Gönül Atay, onun hapishane arkadaşıydı, birlikte direnişlerde yer almış, 49 gün ölüm oruçlarında kalmışlardı. Ve Gönül Diyarbakır cezaevi gibi bir cehennemde kavganın saflarını terk etmemişti, terk edip devlete sığınmamıştı. Ama tahliye olduktan sonra mücadeleye katılmak için Şam’a gitmişti. Öcalan’ın evinde kalırken, bir gece yarısı bu evden firar ederek, Şam’daki Türk konsolosluğuna sığınmıştı! Sakine’ye göre bunun nedenlerini araştırmaya hiç gerek yoktu! Kaçmış ya, bu yeterli idi!
Haindi, dönekti!
Gönül Atay sağ olduğu için, neden kaçtığını kendisinin açıklaması lazım, ben bunu geçiyorum.

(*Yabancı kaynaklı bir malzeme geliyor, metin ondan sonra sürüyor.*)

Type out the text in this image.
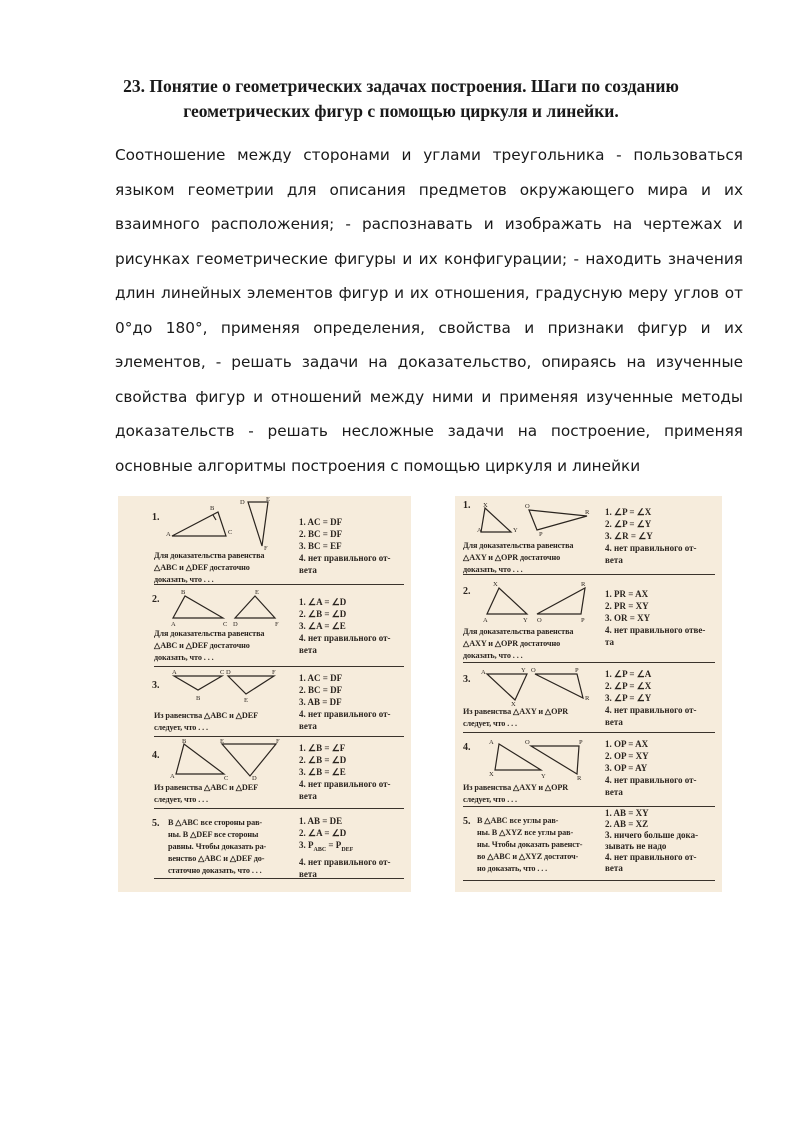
23. Понятие о геометрических задачах построения. Шаги по созданию
геометрических фигур с помощью циркуля и линейки.
Соотношение между сторонами и углами треугольника - пользоваться
языком геометрии для описания предметов окружающего мира и их
взаимного расположения; - распознавать и изображать на чертежах и
рисунках геометрические фигуры и их конфигурации; - находить значения
длин линейных элементов фигур и их отношения, градусную меру углов от
0°до 180°, применяя определения, свойства и признаки фигур и их
элементов, - решать задачи на доказательство, опираясь на изученные
свойства фигур и отношений между ними и применяя изученные методы
доказательств - решать несложные задачи на построение, применяя
основные алгоритмы построения с помощью циркуля и линейки
1.
A
B
C
D	E
F
Для доказательства равенства
△ABC и △DEF достаточно
доказать, что . . .
1. AC = DF
2. BC = DF
3. BC = EF
4. нет правильного от-
вета
2.
A
B
C D
E
F
Для доказательства равенства
△ABC и △DEF достаточно
доказать, что . . .
1. ∠A = ∠D
2. ∠B = ∠D
3. ∠A = ∠E
4. нет правильного от-
вета
3.
A	C D	F
B	E
Из равенства △ABC и △DEF
следует, что . . .
1. AC = DF
2. BC = DF
3. AB = DF
4. нет правильного от-
вета
4.
B	E	F
A	C	D
Из равенства △ABC и △DEF
следует, что . . .
1. ∠B = ∠F
2. ∠B = ∠D
3. ∠B = ∠E
4. нет правильного от-
вета
5. В △ABC все стороны рав-
ны. В △DEF все стороны
равны. Чтобы доказать ра-
венство △ABC и △DEF до-
статочно доказать, что . . .
1. AB = DE
2. ∠A = ∠D
3. $P_{ABC} = P_{DEF}$
4. нет правильного от-
вета
1. X	O
R
A	Y
P
Для доказательства равенства
△AXY и △OPR достаточно
доказать, что . . .
1. ∠P = ∠X
2. ∠P = ∠Y
3. ∠R = ∠Y
4. нет правильного от-
вета
2.
X	R
A	Y O	P
Для доказательства равенства
△AXY и △OPR достаточно
доказать, что . . .
1. PR = AX
2. PR = XY
3. OR = XY
4. нет правильного отве-
та
3.
A	Y O	P
X
R
Из равенства △AXY и △OPR
следует, что . . .
1. ∠P = ∠A
2. ∠P = ∠X
3. ∠P = ∠Y
4. нет правильного от-
вета
4.	A	O	P
X	Y	R
Из равенства △AXY и △OPR
следует, что . . .
1. OP = AX
2. OP = XY
3. OP = AY
4. нет правильного от-
вета
5. В △ABC все углы рав-
ны. В △XYZ все углы рав-
ны. Чтобы доказать равенст-
во △ABC и △XYZ достаточ-
но доказать, что . . .
1. AB = XY
2. AB = XZ
3. ничего больше дока-
зывать не надо
4. нет правильного от-
вета
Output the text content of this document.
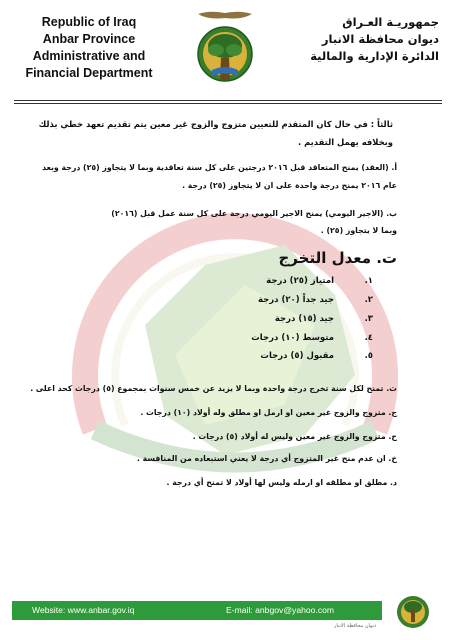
Republic of Iraq
Anbar Province
Administrative and
Financial Department
جمهوريـة العـراق
ديوان محافظة الانبار
الدائرة الإدارية والمالية
ثالثاً : في حال كان المتقدم للتعيين متزوج والزوج غير معين يتم تقديم تعهد خطي بذلك
وبخلافه يهمل التقديم .
أ. (العقد) يمنح المتعاقد قبل ٢٠١٦ درجتين على كل سنة تعاقدية وبما لا يتجاوز (٢٥) درجة وبعد
عام ٢٠١٦ يمنح درجة واحدة على ان لا يتجاوز (٢٥) درجة .
ب. (الاجير اليومي) يمنح الاجير اليومي درجة على كل سنة عمل قبل (٢٠١٦)
وبما لا يتجاوز (٢٥) .
ت. معدل التخرج
١.
امتياز (٢٥) درجة
٢.
جيد جداً (٢٠) درجة
٣.
جيد (١٥) درجة
٤.
متوسط (١٠) درجات
٥.
مقبول (٥) درجات
ث. تمنح لكل سنة تخرج درجة واحدة وبما لا يزيد عن خمس سنوات بمجموع (٥) درجات كحد اعلى .
ج. متزوج والزوج غير معين او ارمل او مطلق وله أولاد (١٠) درجات .
ح. متزوج والزوج غير معين وليس له أولاد (٥) درجات .
خ. ان عدم منح غير المتزوج أي درجة لا يعني استبعاده من المنافسة .
د. مطلق او مطلقه او ارمله وليس لها أولاد لا تمنح أي درجة .
Website: www.anbar.gov.iq	E-mail: anbgov@yahoo.com
ديوان محافظة الانبار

Sakine Hapishane arkadaşı Fuat Çavgun’u karalamaktan geri kalmamış, Fuat Çavgun’da yaşıyor, onu da geçeceğim, yine hapis arkadaşı Ahmet Yavuz’u provakatör olarak ilan etmiş.
Aynı koğuşta kaldığı, aynı zulüm altında inlediği arkadaşı Cahide Şener’i ‘hesapçı, ‘pazarlıklı’ ‘ticaret mantığı ile olaylara bakan’ ‘korkak’ ve bir çok başka sıfatla küçültmüş.
Yine cezaevinden tahliye olup ta Öcalan’ı dinlemeyen Hüsnü ve Faruk Altun’a yükleniyor. Ona göre bunlar alçak ve Öcalan yücedir! Talimatla kitap yazmayı kabul ettin mi, sonun böyledir! PKK’nin Fis’teki ilk kongresine katılan Sakine Cansız, Bekaa vadisinde derslere katılıyor, burada parti tarihini öğrendiğini söylüyor ve şunları yazıyor:
“Partiye birkaç yıl arayla provakasyonlar dayatılmıştı. Parti tarihimiz bu konuda çok ilginç örneklere tanık olmuştu. Semir, Seher, Hogır, Kör Cemal, Metin, son olarak Şener ve sarı Baran vardı. Okuyarak süreçleri anlamaya çalışıyordum. Akademide parti tarihi dersi veriliyordu. Süreçler öyle anlatılıyordu ki, insan partinin büyüklüğünü, Başkan’ın bu devrimin yaratılması, yürütülmesindeki rolünü daha iyi anlıyordu. İçerde şu inanç ve kavrama düzeyi vardı: Parti önderliği var oldukça, bu devrim her engeli aşar ve zafer kazanır. Yine Başkan Apo, PKK ‘dir, Kürdistan’dır sosyalizmdir, gelecektir, diyorduk.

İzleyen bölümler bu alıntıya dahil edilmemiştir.